Его позвали к костру. Он подмигнул Ольхе, убежал. Ольха сидела, прислонившись к дереву, жалкая, понурившаяся. Павка быстро отхлебнул пару раз, на Ольху и оттуда посматривал с сочувствием. Наконец снова оказался возле, предложил жизнерадостно:
– Золотоволоска, не плачь… Хошь, я покажу тебе своего страшилку?
Ольха на этот раз огрызнулась:
– Пошел прочь, дурак.
Снова застыла в своем безнадежном горе. Павка сходил к своим, принес ей утиную лапку, зажаренную в ароматных листьях, разогретую над костром. Ольха отказалась. Павка сказал просяще:
– Ты такая печальная… Давай я все-таки покажу тебе своего страшилку?
– Сгинь, – отрезала она.
Павка в самом деле сгинул к бурдюку, чьи бока усилиями Бояна и Окуня заметно опали, как у отелившейся коровы. Друзья что-то сипло пели на своем языке. Ольха слышала только протяжный сильный рев, от которого мурашки бежали по коже. Русы песню ревели тоскливую, словно жизнь у них была совсем собачья.
Солнце окрасило верхушки деревьев, когда Павка подошел снова. Вид был веселый.
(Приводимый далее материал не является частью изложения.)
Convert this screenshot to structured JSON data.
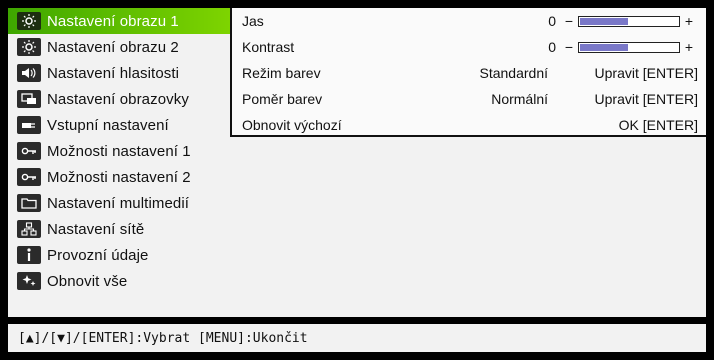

– Сейчас подъедет Ингвар с остальными сонными курами. Да ты не убивайся уж так… Эх, ты как хошь, а я все-таки покажу тебе своего страшилку!
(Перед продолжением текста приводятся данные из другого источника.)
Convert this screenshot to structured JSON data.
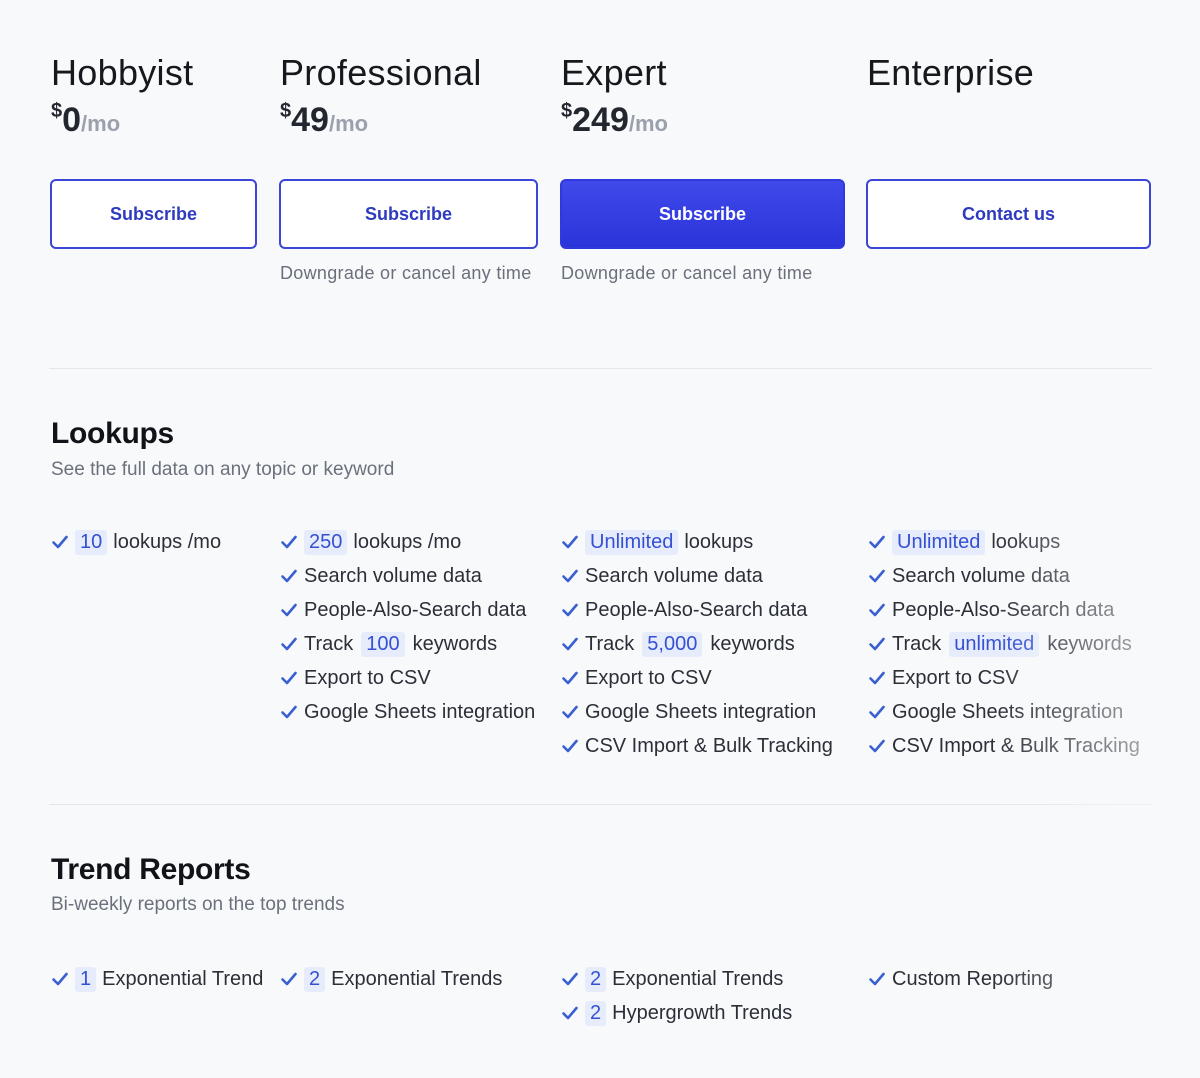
{
  "plans": [
    {
      "name": "Hobbyist",
      "currency": "$",
      "price": "0",
      "period": "/mo",
      "button": "Subscribe",
      "note": ""
    },
    {
      "name": "Professional",
      "currency": "$",
      "price": "49",
      "period": "/mo",
      "button": "Subscribe",
      "note": "Downgrade or cancel any time"
    },
    {
      "name": "Expert",
      "currency": "$",
      "price": "249",
      "period": "/mo",
      "button": "Subscribe",
      "note": "Downgrade or cancel any time"
    },
    {
      "name": "Enterprise",
      "currency": "",
      "price": "",
      "period": "",
      "button": "Contact us",
      "note": ""
    }
  ],
  "lookups": {
    "title": "Lookups",
    "subtitle": "See the full data on any topic or keyword",
    "columns": [
      [
        {
          "pre": "",
          "hl": "10",
          "post": "lookups /mo"
        }
      ],
      [
        {
          "pre": "",
          "hl": "250",
          "post": "lookups /mo"
        },
        {
          "pre": "Search volume data",
          "hl": "",
          "post": ""
        },
        {
          "pre": "People-Also-Search data",
          "hl": "",
          "post": ""
        },
        {
          "pre": "Track",
          "hl": "100",
          "post": "keywords"
        },
        {
          "pre": "Export to CSV",
          "hl": "",
          "post": ""
        },
        {
          "pre": "Google Sheets integration",
          "hl": "",
          "post": ""
        }
      ],
      [
        {
          "pre": "",
          "hl": "Unlimited",
          "post": "lookups"
        },
        {
          "pre": "Search volume data",
          "hl": "",
          "post": ""
        },
        {
          "pre": "People-Also-Search data",
          "hl": "",
          "post": ""
        },
        {
          "pre": "Track",
          "hl": "5,000",
          "post": "keywords"
        },
        {
          "pre": "Export to CSV",
          "hl": "",
          "post": ""
        },
        {
          "pre": "Google Sheets integration",
          "hl": "",
          "post": ""
        },
        {
          "pre": "CSV Import & Bulk Tracking",
          "hl": "",
          "post": ""
        }
      ],
      [
        {
          "pre": "",
          "hl": "Unlimited",
          "post": "lookups"
        },
        {
          "pre": "Search volume data",
          "hl": "",
          "post": ""
        },
        {
          "pre": "People-Also-Search data",
          "hl": "",
          "post": ""
        },
        {
          "pre": "Track",
          "hl": "unlimited",
          "post": "keywords"
        },
        {
          "pre": "Export to CSV",
          "hl": "",
          "post": ""
        },
        {
          "pre": "Google Sheets integration",
          "hl": "",
          "post": ""
        },
        {
          "pre": "CSV Import & Bulk Tracking",
          "hl": "",
          "post": ""
        }
      ]
    ]
  },
  "trends": {
    "title": "Trend Reports",
    "subtitle": "Bi-weekly reports on the top trends",
    "columns": [
      [
        {
          "pre": "",
          "hl": "1",
          "post": "Exponential Trend"
        }
      ],
      [
        {
          "pre": "",
          "hl": "2",
          "post": "Exponential Trends"
        }
      ],
      [
        {
          "pre": "",
          "hl": "2",
          "post": "Exponential Trends"
        },
        {
          "pre": "",
          "hl": "2",
          "post": "Hypergrowth Trends"
        }
      ],
      [
        {
          "pre": "Custom Reporting",
          "hl": "",
          "post": ""
        }
      ]
    ]
  },
  "icons": {
    "check": "check-icon"
  },
  "colors": {
    "accent": "#2f39dd",
    "check": "#3a5fd0",
    "chip_bg": "#e6ecfb"
  }
}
Ольха взорвалась от ярости и унижения:
– Если ты… если осмелишься… если только начнешь спускать портки, то я… я тебя разорву!
Челюсть Павки отвисла. Выпученными глазами смотрел на древлянскую княгиню, потом вдруг его румяное лицо залила густая краска. Он пролепетал смущенно:
– Боги… Что ты подумала?
Ольха сама растерялась, очень уж у руса вид был необычный. Павка торопливо шарил в карманах портков, суетился, приговаривал что-то негодующе, наконец выудил нечто зеленое, как молодая лягушка, бросил ей, будто боялся даже прикоснуться к ее руке.
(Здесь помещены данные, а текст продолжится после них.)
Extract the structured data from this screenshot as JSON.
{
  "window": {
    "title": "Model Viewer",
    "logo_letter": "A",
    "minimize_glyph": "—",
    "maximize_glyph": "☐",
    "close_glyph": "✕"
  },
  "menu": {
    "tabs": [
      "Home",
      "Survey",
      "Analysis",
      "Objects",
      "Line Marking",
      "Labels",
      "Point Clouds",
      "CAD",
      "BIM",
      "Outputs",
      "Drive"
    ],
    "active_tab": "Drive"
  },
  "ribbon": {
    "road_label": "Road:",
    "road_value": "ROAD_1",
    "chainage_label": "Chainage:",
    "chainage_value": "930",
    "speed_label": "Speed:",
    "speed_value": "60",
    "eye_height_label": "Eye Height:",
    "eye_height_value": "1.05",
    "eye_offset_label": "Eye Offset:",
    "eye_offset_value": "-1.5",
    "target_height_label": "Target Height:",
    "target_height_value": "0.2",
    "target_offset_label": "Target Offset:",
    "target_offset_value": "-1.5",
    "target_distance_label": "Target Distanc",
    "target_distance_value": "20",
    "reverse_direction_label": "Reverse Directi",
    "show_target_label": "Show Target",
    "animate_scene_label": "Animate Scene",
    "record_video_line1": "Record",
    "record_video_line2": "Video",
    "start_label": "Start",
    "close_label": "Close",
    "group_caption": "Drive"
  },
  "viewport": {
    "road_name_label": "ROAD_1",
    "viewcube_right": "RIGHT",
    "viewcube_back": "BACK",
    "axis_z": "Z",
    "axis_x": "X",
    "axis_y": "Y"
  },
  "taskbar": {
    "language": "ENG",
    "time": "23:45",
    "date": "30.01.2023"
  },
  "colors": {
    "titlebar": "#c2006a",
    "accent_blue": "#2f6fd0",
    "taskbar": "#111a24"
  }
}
В ее ладонях оказалась вырезанная из камня фигурка. Ольха не могла удержаться от улыбки. Зеленый камень, невиданный в ее краях, позволил передать мельчайшие морщинки, а резал страшилку волхв-умелец долго и любовно. Человек это был или мелкий бог, но был он настолько ужасен, с такой широкой пастью, где можно пересчитать все зубы, достаточно острые, Ольха щупала пальцем, она ощутила отвращение, восторг и жалость одновременно.
– Кто это? – спросила она с неловкостью, не поднимая глаз.
Павка тоже не смотрел ей в лицо, все еще смущенный, а голос был нарочито небрежным:
– Мы его кличем страшилкой. Откуда-то из дальних стран завезли в Царьград. Ну а ромеев пограбили всласть, когда ходили мы походами в далекие края, у берега Эвксинского бросали якоря… Может, это ихний бог, а может, кто соседа изобразил.
– Соседа?
– Ну, таким он его видит.
Ольха повертела так и эдак, любовалась редкой работой. Резал из камня великий умелец, на лике маленького страшилки видны как морщинки, так и остроконечные волчьи уши, короткие рожки, а из ощеренной пасти торчат четыре клыка. Остальные зубы человечьи, их можно пересчитать. Даже на крохотных лапках различимы коготки, а мелкие насечки так искусно изображают густую шерсть, что Ольха почти чувствовала ее под пальцами. Никогда ничего подобного не видела. Понятно, подумала внезапно со щемящим чувством потери, из дерева, пусть самого крепкого, такое чудо и не сотворить, не вырезать!
Павку позвали, он сунул страшилку в карман, подмигнул и вернулся к друзьям. Ольха нетерпеливо дожидалась, когда он наклонится над углями. Наконец все трое с веселыми возгласами принялись разрывать последнего дулебского гуся, а она неслышно отступила за дерево, попятилась, скользнула за кусты. Она видела вершинки старых деревьев и, собрав все силы, бросилась к ним.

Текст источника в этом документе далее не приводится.